With that out of the way, we can move on to a real Zin, a Zin that kicks sand in the faces of those insipid pink wussies without stomping on your wallet. It's the 2006 Ravenswood Lodi Old Vine Zinfandel, and it costs all of $12. The "old vine" thing is pretty cool, because these ancient, gnarly vines that resemble bonsai with arthritis produce small quantities of intensely flavorful fruit ("extracted," if you want to sound like a cork dork) that ignites a taste party in your mouth.  
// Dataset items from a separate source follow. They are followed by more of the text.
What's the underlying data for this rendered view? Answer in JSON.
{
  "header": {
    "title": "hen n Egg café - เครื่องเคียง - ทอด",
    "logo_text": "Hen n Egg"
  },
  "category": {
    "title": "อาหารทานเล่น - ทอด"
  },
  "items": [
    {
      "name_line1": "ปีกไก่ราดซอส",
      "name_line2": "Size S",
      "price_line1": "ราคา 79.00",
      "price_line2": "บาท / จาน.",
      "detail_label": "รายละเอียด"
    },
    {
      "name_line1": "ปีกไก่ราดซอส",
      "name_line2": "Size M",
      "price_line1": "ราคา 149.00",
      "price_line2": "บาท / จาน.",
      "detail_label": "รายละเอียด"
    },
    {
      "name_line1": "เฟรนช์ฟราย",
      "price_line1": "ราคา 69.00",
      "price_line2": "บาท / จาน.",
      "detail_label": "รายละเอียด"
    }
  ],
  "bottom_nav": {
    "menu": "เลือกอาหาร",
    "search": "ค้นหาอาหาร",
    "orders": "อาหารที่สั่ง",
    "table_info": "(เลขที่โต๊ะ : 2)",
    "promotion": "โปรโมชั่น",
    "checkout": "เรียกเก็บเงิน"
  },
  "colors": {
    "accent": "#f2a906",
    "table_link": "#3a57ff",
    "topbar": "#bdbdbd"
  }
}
Ravenswood, with a motto of "no wimpy wines," is a Zinfandel specialist and

produces more than half a dozen different vineyard-designated Zins,

most of them costing around $45 and so big and meaty that you can just about

serve them with a knife and fork. The Lodi Zin delivers that kind of

flavor but, frankly, with much better balance and drinkability. If you

can imagine chewing on toasted black cherries and blueberries with a

couple of pinches of black pepper and cloves thrown in for good

measure, you've got a pretty good idea what it tastes like. Except

there's enough underlying acidity to keep it from being just another

fat, stupid fruit bomb. 

Pour it with grilled beef or lamb, a

hearty stew or chili, or pasta with tomato sauce and spicy sausages as

long as your arm. Then go kick sand in some wussy's face.